The ACLU has already noted that the model policy is "extremely problematic and raises several constitutional concerns." But it ought to outrage and/or scare the heck out of people of faith as well.

Look, once you open the door to religion in the public school system, and you don't like some of what walks through that door, you have two choices.

1) You admit that you really only meant for your brand of Christianity to be in schools. 

2) You set up state oversight of religion, a state agency that will decide which religions are legitimate and which are not.

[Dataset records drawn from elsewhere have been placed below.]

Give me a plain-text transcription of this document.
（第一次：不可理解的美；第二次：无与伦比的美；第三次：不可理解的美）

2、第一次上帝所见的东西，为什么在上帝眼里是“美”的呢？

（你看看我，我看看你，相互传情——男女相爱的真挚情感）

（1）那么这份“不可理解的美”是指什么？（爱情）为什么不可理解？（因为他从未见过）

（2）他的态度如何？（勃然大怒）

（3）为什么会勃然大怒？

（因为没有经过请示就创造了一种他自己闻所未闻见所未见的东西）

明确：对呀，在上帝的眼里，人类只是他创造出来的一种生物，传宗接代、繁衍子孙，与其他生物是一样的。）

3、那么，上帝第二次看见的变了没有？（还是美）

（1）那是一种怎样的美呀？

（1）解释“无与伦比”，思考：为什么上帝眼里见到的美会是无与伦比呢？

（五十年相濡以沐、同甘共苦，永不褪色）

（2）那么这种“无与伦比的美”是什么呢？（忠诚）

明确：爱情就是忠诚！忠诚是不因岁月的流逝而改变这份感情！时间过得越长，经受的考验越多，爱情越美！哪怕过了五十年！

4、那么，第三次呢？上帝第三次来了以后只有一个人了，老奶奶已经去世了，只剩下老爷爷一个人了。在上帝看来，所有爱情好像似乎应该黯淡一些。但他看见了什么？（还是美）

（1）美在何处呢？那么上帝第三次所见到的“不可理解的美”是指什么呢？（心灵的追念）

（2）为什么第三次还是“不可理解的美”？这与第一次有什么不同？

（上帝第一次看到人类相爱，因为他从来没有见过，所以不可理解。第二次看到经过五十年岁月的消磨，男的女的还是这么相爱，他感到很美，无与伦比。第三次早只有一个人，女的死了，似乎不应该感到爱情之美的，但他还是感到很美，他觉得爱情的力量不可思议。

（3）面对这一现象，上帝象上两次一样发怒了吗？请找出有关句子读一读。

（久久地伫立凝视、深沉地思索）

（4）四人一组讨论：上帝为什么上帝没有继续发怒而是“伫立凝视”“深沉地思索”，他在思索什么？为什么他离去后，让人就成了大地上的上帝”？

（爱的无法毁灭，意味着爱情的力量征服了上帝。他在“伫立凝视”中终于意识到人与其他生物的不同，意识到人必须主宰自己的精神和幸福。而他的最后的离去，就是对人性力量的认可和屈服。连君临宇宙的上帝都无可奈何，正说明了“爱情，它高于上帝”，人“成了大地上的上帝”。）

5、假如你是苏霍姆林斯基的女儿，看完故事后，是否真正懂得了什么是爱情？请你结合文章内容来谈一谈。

Choice 1 probably won't be a winner in court (at least not yet), so you end up with Choice 2, and here is Florida, right on schedule, deciding that the state will decide what is a real religion and what is not, with a vague definition that will inevitably require someone (looks like it'll be the Department of Education for now) to sit and hold hearings over any religion that thinks it has been unjustly rejected. 

This is a terrible law now buttressed by terrible policy. Nobody on any side of the issues should support this. This is state-controlled religion, and it's useful only as a dynamic civics demonstration of why the Founders wanted a wall between church and state in the first place.